Since the Act was introduced in 1974 it has undergone only two significant changes: in 1989 for the incorporation of the Model Law, and in 1990 when the ICSID Convention was implemented into the Act.

The objectives of the review are to consider whether the Act should be amended to:

  • ensure it provides a comprehensive and clear framework governing international arbitration in Australia;
  • improve the effectiveness and efficiency of the arbitral process while respecting the fundamental consensual basis of arbitration; and
  • consider whether to adopt best practice developments in national arbitral law from overseas.

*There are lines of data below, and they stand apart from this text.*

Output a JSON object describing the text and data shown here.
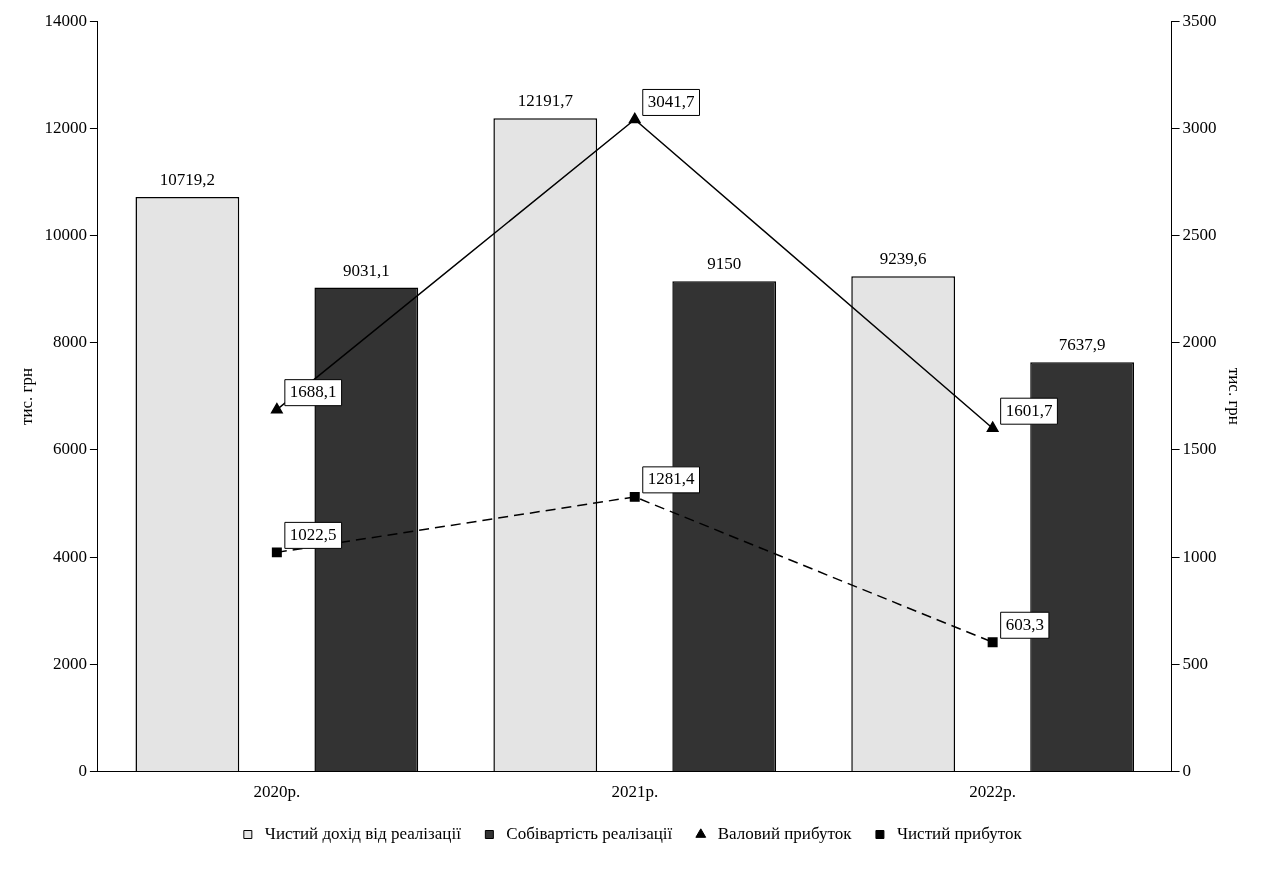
{
  "chart_data": {
    "type": "bar",
    "categories": [
      "2020р.",
      "2021р.",
      "2022р."
    ],
    "series": [
      {
        "name": "Чистий дохід від реалізації",
        "color": "#e4e4e4",
        "values": [
          10719.2,
          12191.7,
          9239.6
        ],
        "value_labels": [
          "10719,2",
          "12191,7",
          "9239,6"
        ]
      },
      {
        "name": "Собівартість реалізації",
        "color": "#333333",
        "values": [
          9031.1,
          9150,
          7637.9
        ],
        "value_labels": [
          "9031,1",
          "9150",
          "7637,9"
        ]
      },
      {
        "name": "Валовий прибуток",
        "type": "line",
        "axis": "y2",
        "color": "#000000",
        "marker": "triangle",
        "line_style": "solid",
        "values": [
          1688.1,
          3041.7,
          1601.7
        ],
        "value_labels": [
          "1688,1",
          "3041,7",
          "1601,7"
        ]
      },
      {
        "name": "Чистий прибуток",
        "type": "line",
        "axis": "y2",
        "color": "#000000",
        "marker": "square",
        "line_style": "dashed",
        "values": [
          1022.5,
          1281.4,
          603.3
        ],
        "value_labels": [
          "1022,5",
          "1281,4",
          "603,3"
        ]
      }
    ],
    "ylabel": "тис. грн",
    "y2label": "тис. грн",
    "ylim": [
      0,
      14000
    ],
    "yticks": [
      0,
      2000,
      4000,
      6000,
      8000,
      10000,
      12000,
      14000
    ],
    "y2lim": [
      0,
      3500
    ],
    "y2ticks": [
      0,
      500,
      1000,
      1500,
      2000,
      2500,
      3000,
      3500
    ],
    "grid": false,
    "legend": "bottom"
  }
}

The discussion paper 1 identifies a number of areas which are currently being considered for amendment, including whether the Act should be amended:

  • to expand the definition of "agreement in writing" in Part II of the Act so as to reflect the broader definition contained in the UNCITRAL Model Law (as revised in 2006);
  • to provide expressly that a court may only refuse the recognition and enforcement of an arbitral award if one of the grounds listed in sections 8(5), 8(7) or 8(8) of the Act is fulfilled;
  • to expressly provide that the Act governs exclusively international commercial arbitration in Australia to which the Model Law applies;
  • to reverse the Eisenwerk v Australian Granites Ltd [2001] 1 Qd R 461 decision by adopting a provision stating that choice of arbitration rules does not constitute an opting-out of the Model Law;
  • to clarify whether sections 25 to 27 of the Act as (as part of the optional provisions in part III, division 3 of the Act) will apply on an opt-in or opt-out basis;
  • to adopt the 2006 amendments to the UNCITRAL Model Law;
  • to allow regulations to be made for designating an arbitral institution to perform the functions under articles 11(3) and 11(4) of the Model Law (ie for the appointment of arbitrators); and
  • to grant the Federal Court of Australia exclusive jurisdiction for all matters arising under the Act.

The Attorney-General's Department has invited comments and or recommendations in relation to the above areas or in relation to any other matters which might contribute to and improvement of the Act. Submissions on the discussion paper are sought by 16 January 2009.